Still Life on the Columbia

Solitary fly fisherman
Solitary fly fisherman

Yesterday morning, before the wind rose and fanned the fires smoldering in the Northwest’s back country, I strolled the waterfront along the Columbia River. The silent water laid flat and grey, tinted with the smoke that shrouded the hills and diffused the sunlight that strained to pierce the cottony haze.

A lone fisherman sat on a bench tying flies, too intent with his knots for even a nod as I passed. I ambled along to land’s end at The Hook and, upon my return, he’d scrambled offshore atop an outcrop of rocks. There, he flicked his wrist with the fluid abandon known to those who fish with flies. His rod bowed with the action and the line whipped back and forth until finally he cast the feathery bait. It dimpled the surface for an instant before he lifted it into the air to begin again.

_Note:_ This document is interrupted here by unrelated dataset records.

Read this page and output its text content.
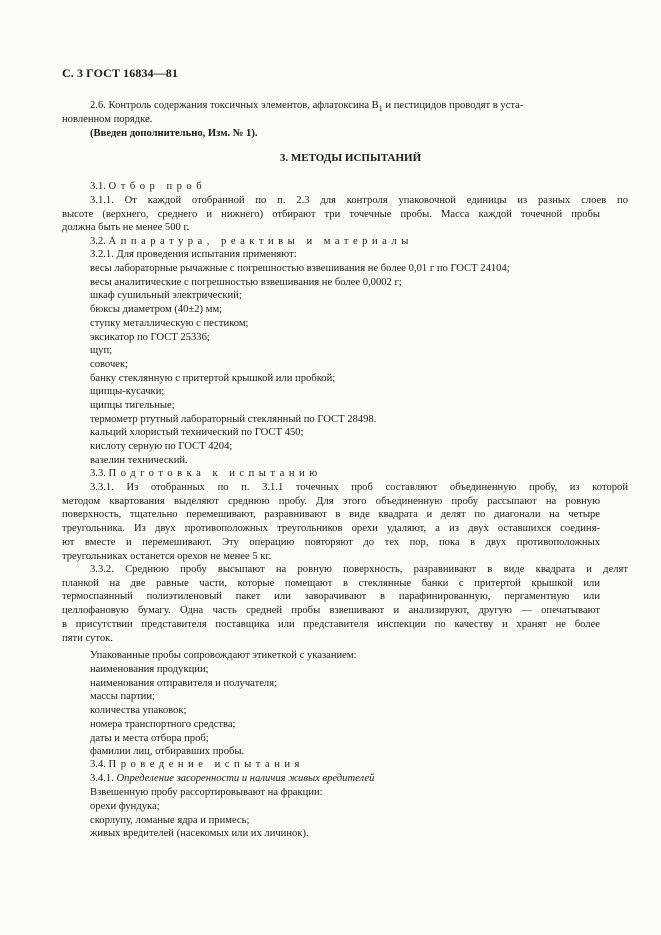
С. 3 ГОСТ 16834—81
2.6. Контроль содержания токсичных элементов, афлатоксина $B_1$ и пестицидов проводят в уста-
новленном порядке.
(Введен дополнительно, Изм. № 1).
3. МЕТОДЫ ИСПЫТАНИЙ
3.1. Отбор проб
3.1.1. От каждой отобранной по п. 2.3 для контроля упаковочной единицы из разных слоев по
высоте (верхнего, среднего и нижнего) отбирают три точечные пробы. Масса каждой точечной пробы
должна быть не менее 500 г.
3.2. Аппаратура, реактивы и материалы
3.2.1. Для проведения испытания применяют:
весы лабораторные рычажные с погрешностью взвешивания не более 0,01 г по ГОСТ 24104;
весы аналитические с погрешностью взвешивания не более 0,0002 г;
шкаф сушильный электрический;
бюксы диаметром (40±2) мм;
ступку металлическую с пестиком;
эксикатор по ГОСТ 25336;
щуп;
совочек;
банку стеклянную с притертой крышкой или пробкой;
щипцы-кусачки;
щипцы тигельные;
термометр ртутный лабораторный стеклянный по ГОСТ 28498.
кальций хлористый технический по ГОСТ 450;
кислоту серную по ГОСТ 4204;
вазелин технический.
3.3. Подготовка к испытанию
3.3.1. Из отобранных по п. 3.1.1 точечных проб составляют объединенную пробу, из которой
методом квартования выделяют среднюю пробу. Для этого объединенную пробу рассыпают на ровную
поверхность, тщательно перемешивают, разравнивают в виде квадрата и делят по диагонали на четыре
треугольника. Из двух противоположных треугольников орехи удаляют, а из двух оставшихся соединя-
ют вместе и перемешивают. Эту операцию повторяют до тех пор, пока в двух противоположных
треугольниках останется орехов не менее 5 кг.
3.3.2. Среднюю пробу высыпают на ровную поверхность, разравнивают в виде квадрата и делят
планкой на две равные части, которые помещают в стеклянные банки с притертой крышкой или
термоспаянный полиэтиленовый пакет или заворачивают в парафинированную, пергаментную или
целлофановую бумагу. Одна часть средней пробы взвешивают и анализируют, другую — опечатывают
в присутствии представителя поставщика или представителя инспекции по качеству и хранят не более
пяти суток.
Упакованные пробы сопровождают этикеткой с указанием:
наименования продукции;
наименования отправителя и получателя;
массы партии;
количества упаковок;
номера транспортного средства;
даты и места отбора проб;
фамилии лиц, отбиравших пробы.
3.4. Проведение испытания
3.4.1. Определение засоренности и наличия живых вредителей
Взвешенную пробу рассортировывают на фракции:
орехи фундука;
скорлупу, ломаные ядра и примесь;
живых вредителей (насекомых или их личинок).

I walked on and left him alone amid the river’s wide expanse, absorbed in his art and the rapture of his solitude. Soon, the wind would rise and raise white caps on the water and disperse the haze. By midday, kite boarders and wind surfers with a rainbow of sails would crowd the basin west of the bridge and truck tires would whine on the metal grate of its road bed suspended between the two states of Oregon and Washington.

But at my passing, silence prevailed and the fisherman, patient, oblivious to me, and to all that had ever happened and to all that would ever be, pitched his filament to and fro in the muddled light above the placid waters of the Columbia River.